There are no cuts in this film, everything is shown by a continuous camera movement. Yet storywise the film is split into 5 scenes. There is more information on each scene including references to works of artists that have inspired me and some technical details.

1: Vase and Face
2: Flowerpot and Heart
3: Painter's Tools
4: Woman at the Window
5: Reunion in the Painting

 

Vase and Face

The starting point of the story is the vase that shows two faces in its negative. This optical illusion is also known as Rubin-Vase (named after psychologist Edgar Rubin). First examples already appeared in the 18th century.
I tried to do an animated version of this illusion and let the faces interact (kiss). Finally one face (the man) leaves the vase which symbolizes the separation.

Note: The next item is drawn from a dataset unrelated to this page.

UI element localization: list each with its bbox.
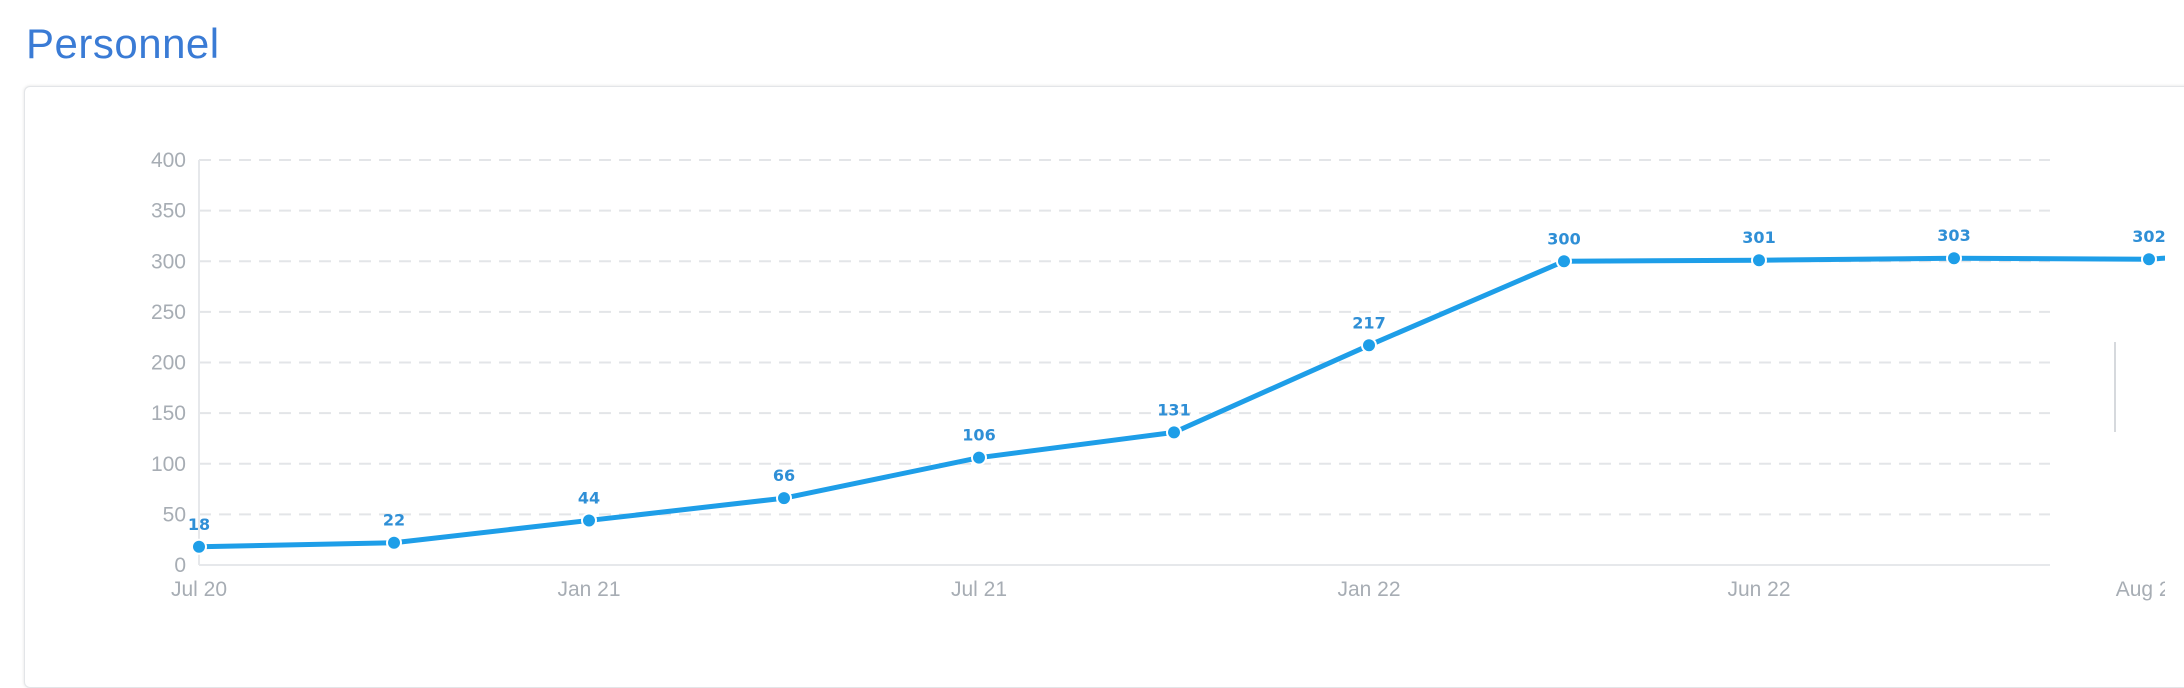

Technically the animation of the vase is done this way:
The vase is made out of splines. These splines, which form the contour of the vase and thus the faces, are animated. I wanted to achieve the impression of the vase being formed on a turning turntable. The vase itself couldn't be turned because this would have made it impossible to animate the vase. Therefore the bump and displacement maps that form the typical bumps and grooves are turned around the object.


 

Flowerpot and Heart

The camera shows a lonely sunflower and an empty saucer. Immediately it is revealed what has happened to the other flower. It is lying on the floor among the broken pieces of the flowerpot. The camera circles around and reaches a position where the pieces form a new object - a heart.

Two artists and their works have inspired me to do this scene:
Felice Varini (left) and Shigeo Fukuda (right, Piano in the mirror). Their works reveal a meaningful entirety when they are viewed from one specific position. Viewed from somewhere else their works only show meaningless jumble.

 

 

Painter's Tools

This scene shows various cans and tools. The camera passes by a few brushes and one of them seems to paint in the air. Yet the paint flows down on the wall and covers a small painting. This paradox is achieved by a very specific camera work and the right perspective. The paint actually is on the wall, but from the camera's view it seems as if the brush was the source of the paint.

There are a lot of optical illusions that make use of perspective paradoxes. Well known are the works of MC Escher. The interesting thing is that these paradoxes can be built in reality, even with Lego. But they only work from one specific perspective. The Penrose Triangle is another paradox. The picture below shows one possible construction.


 

Woman at the Window

This scene is a variation of the effect that objects viewed from a specific position form a new object. A drawing of Sandro del Prete (left) gave me the idea of using that in the short film too as it fits very well storywise.


 

Reunion in the painting

The short film ends in the painting that first works as some kind of X-ray screen showing another reality in a painted way. The man is coming home and the couple immediately embraces. The camera moves into the painting, shows the reunited sunflowers and finally the finished vase.

The painted sequences were rendered like the others and then filters were applied using batch processing in Photoshop. AfterEffects was used to do the compositing. The characters were animated using Character Studio.